A Streamlit web application for tracking gym workouts and progress. The app allows you to log exercises, weights, and track your progress over time using Google BigQuery as the backend database.
- 🏋️ Track exercises and weights for two different workout days
- 💾 Automatic data persistence in BigQuery
- 🔄 Pre-loads your last workout's weights
- 📊 View your workout history
- 📱 Mobile-friendly interface
- Frontend: Streamlit
- Backend: Google BigQuery
- Language: Python 3.12
All exercises are configured in config.py
as a JSON structure. The configuration includes:
- Exercise name
- Number of sets
- Repetitions for each set
- Rest time between sets
Example structure:
WORKOUT_DATA = {
"Giorno 1": {
"Gambe": [
{
"nome": "Hack Squat",
"serie": 4,
"ripetizioni": [12, 10, 8, 8],
"recupero": 90
},
# ... other exercises
]
}
}
To modify or add exercises, simply update the WORKOUT_DATA
dictionary in config.py
.
- Clone the repository
git clone https://github.com/yourusername/workout-tracker.git
cd workout-tracker
- Install dependencies
pip install -r requirements.txt
- Set up Google Cloud
- Create a new GCP project
- Enable BigQuery API
- Create a service account with BigQuery permissions
- Download the service account key
- Create a BigQuery dataset and table using the provided schema
- Configure Streamlit secrets
Create
.streamlit/secrets.toml
with your GCP credentials and BigQuery table information:
[gcp_service_account]
type = "service_account"
project_id = "your-project-id"
private_key_id = "..."
private_key = "..."
client_email = "..."
# ... other service account details
[bigquery]
table_id = "project-id.dataset.table"
- Run the app
streamlit run app.py
CREATE TABLE `project.dataset.table`
(
date DATE,
workout_type STRING,
exercise_group STRING,
exercise_name STRING,
series1 FLOAT64,
series2 FLOAT64,
series3 FLOAT64,
series4 FLOAT64,
created_at TIMESTAMP DEFAULT CURRENT_TIMESTAMP
)
PARTITION BY date;
workout_tracker/
│
├── app.py # Main application file
├── config.py # Workout configuration and exercises
├── requirements.txt # Project dependencies
├── README.md # Documentation
├── LICENSE # MIT License
│
└── .streamlit/
└── secrets.toml # Configuration secrets (not in repo)
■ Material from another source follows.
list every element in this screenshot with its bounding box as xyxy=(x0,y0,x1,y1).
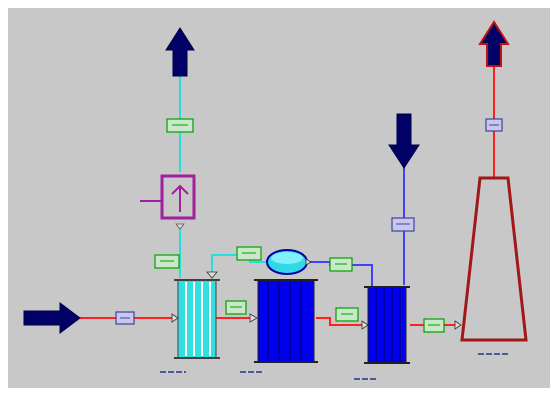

These are the main dependencies required to run the app:
streamlit
pandas
google-cloud-bigquery
google-cloud-bigquery-storage
db-dtypes
pyarrow
All dependencies are listed in requirements.txt
.
The app can be deployed on Streamlit Cloud:
- Push your code to GitHub
- Connect your repository to Streamlit Cloud
- Add your secrets in the Streamlit Cloud dashboard
- Deploy!
To run the app locally:
- Install dependencies:
pip install -r requirements.txt
- Set up your
.streamlit/secrets.toml
with your GCP credentials - Run:
streamlit run app.py
Feel free to open issues or submit pull requests if you have suggestions for improvements!
This project is licensed under the MIT License - see the LICENSE file for details.